How is this solved? One way is to change the PWM implementation. The LED must remain lit short enough to strobe once every pixel row scan OR the LED can remain lit long enough that the entire image is scanned in one go. This latter solution works for still images – I’m not sure how it would hold up in video. Finally, the LED’s current could be controlled directly. This is the ideal solution that will allow the LED to remain constantly lit while being able to alter its brightness.



Projection hole

I drilled a hole through the back of the plate I made earlier to allow the film to be viewed. Due to space constraints, the backlight is mounted in the front of the projector where the lens was originally and the image is projected in reverse.




The lens is now mounted to the rear of the projector. At this stage, the mounting is temporary – as you can probably tell by the zipties. Instead of enlarging the image, the lens now serves as a macro lens providing approximately 1:1 magnification. I’m actually using the original lens for this demo, but I also purchased a new zoom lens from eBay.

Putting it all together

Telecine_BacklightTo the left is the current state of the backlight. There are four wires soldered to it – common, red, green, and blue. At full brightness with the resistors I had in my shop, the backlight casts a purple light; this was supposed to be remedied by the Arduino. Indeed, the Arduino is able to control the backlight color – but with visual artifacts, a new solution is needed.


Telecine_Webcam_Projection_CloseOn the right, you can see the lens barrel (far right silver object), the webcam board in the center with the blue power LED, and the projected image itself on the sensor in the center. Remember, this is the bare webcam without any lens at all! It’s all held in temporary place by a “third hand” soldering tool so it’s not in the best alignment.
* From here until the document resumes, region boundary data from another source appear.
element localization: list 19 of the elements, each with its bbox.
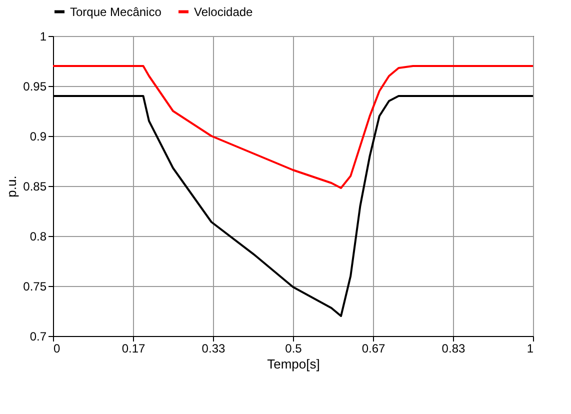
y-tick-label: 0.8 <box>30 230 47 244</box>
y-tick-label: 0.95 <box>23 80 47 94</box>
x-axis-title: Tempo[s] <box>267 356 320 372</box>
x-tick-label: 0.67 <box>362 342 386 356</box>
legend-label: Torque Mecânico <box>70 4 162 19</box>
line-series <box>52 65 534 189</box>
y-tick-label: 0.7 <box>30 330 47 344</box>
y-tick-label: 0.9 <box>30 130 47 144</box>
x-tick-label: 0.5 <box>285 342 302 356</box>
x-tick-label: 1 <box>526 342 534 356</box>
x-tick-label: 0.33 <box>202 342 226 356</box>
x-tick-label: 0 <box>54 342 60 356</box>
x-tick-label: 0.17 <box>122 342 146 356</box>
legend-label: Velocidade <box>194 4 254 19</box>
x-tick-label: 0.83 <box>442 342 466 356</box>
y-axis-title: p.u. <box>4 176 20 198</box>
y-tick-label: 0.85 <box>23 180 47 194</box>
y-tick-label: 1 <box>40 30 47 44</box>
y-tick-label: 0.75 <box>23 280 47 294</box>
Below is a wide view of the setup, with the white arrow pointing to the projected image. Here you can clearly see the zipties holding the projector lens in place. Additionally, note that the backlight now casts a warm white light – this is from the adjustment provided by the Aduino.
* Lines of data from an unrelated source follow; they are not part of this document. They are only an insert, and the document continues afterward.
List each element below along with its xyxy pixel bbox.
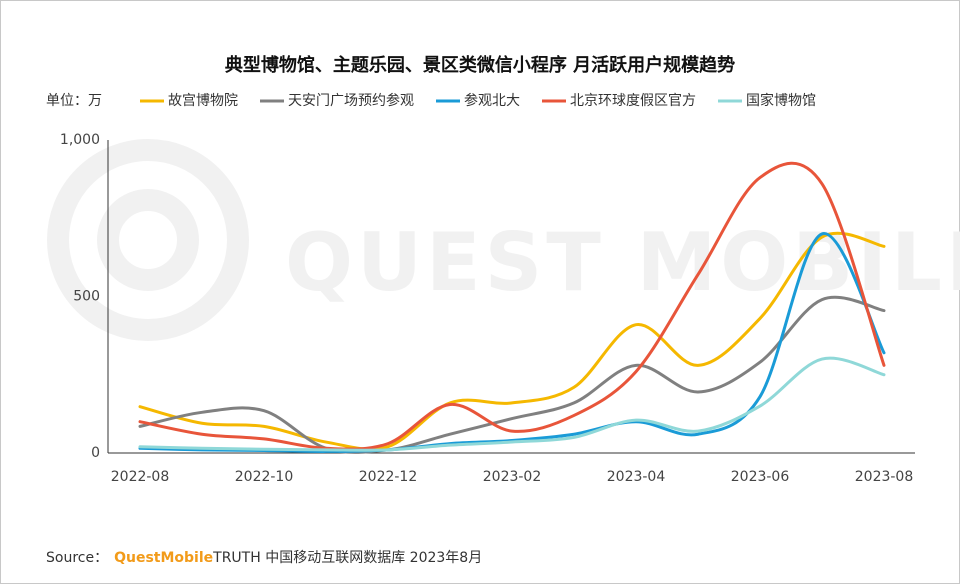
legend-label: 国家博物馆 [746, 92, 816, 109]
watermark: QUEST MOBILE [285, 216, 960, 309]
chart-title: 典型博物馆、主题乐园、景区类微信小程序 月活跃用户规模趋势 [225, 54, 735, 76]
x-tick-label: 2022-08 [111, 469, 170, 485]
line-series [138, 356, 886, 452]
unit-label: 单位：万 [46, 93, 102, 109]
source: Source： QuestMobileTRUTH 中国移动互联网数据库 2023年… [46, 550, 482, 566]
y-tick-label: 500 [73, 289, 100, 305]
source-text: TRUTH 中国移动互联网数据库 2023年8月 [212, 550, 482, 566]
source-prefix: Source： [46, 550, 108, 566]
legend-label: 故宫博物院 [168, 92, 238, 109]
legend-label: 北京环球度假区官方 [570, 93, 696, 109]
x-tick-label: 2023-02 [483, 469, 542, 485]
x-tick-label: 2022-10 [235, 469, 294, 485]
x-tick-label: 2023-08 [855, 469, 914, 485]
line-series [138, 231, 886, 451]
legend-label: 天安门广场预约参观 [288, 92, 414, 109]
y-tick-label: 1,000 [60, 132, 100, 148]
x-tick-label: 2023-04 [607, 469, 666, 485]
legend-label: 参观北大 [464, 92, 520, 109]
x-tick-label: 2023-06 [731, 469, 790, 485]
y-tick-label: 0 [91, 445, 100, 461]
line-series [138, 295, 886, 454]
line-series [138, 161, 886, 451]
x-tick-label: 2022-12 [359, 469, 418, 485]
source-brand: QuestMobile [114, 550, 213, 566]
Finally, here’s a video of it in action.


DIY 8mm Telecine – Progress Report 3

DC Motor Mounted to Projector

Last night saw significant progress on the telecine project. I made a new back for the projector that replaces the original motor & lamp housing, then successfully tested the new DC motor.

Projector Plate

I began with what was once an ECU cover (or more accurately, a DME cover from a BMW). I made a cardboard template of the rear of the projector earlier, than transferred the outline to the cover. From there, I used a dremel to cut the outline out and drilled and tapped four 3mm x .50 holes for machine screws.

Cutting the gear up

With the plate taken care of, I turned  my attention towards the drive gear. The cassette player I sourced the gears from had two identical gears with both inner and outer teeth as pictured. My plans use one of the gears to replace the original drive pulley with the outer teeth being driven. The motor uses the inner teeth of the remaining gear to engage the outer teeth of the now replaced drive pulley, but the gear must be ground down to only the center for it to clear. I used a dremel and grinder to first cut up the gear, then grind the remaining metal down until only the center remained.

Finished ground gear

The newly ground gear was then mounted to the DC motor. A hole slightly large than the gear was drilled into the new back plate, then the motor was mounted to the back plate. A spacer had to be used for proper clearance, and the spacer also made it easier to mount the DC motor using very shallow screws. With everything mounted, I applied +12v  DC to the motor and watched the projector run!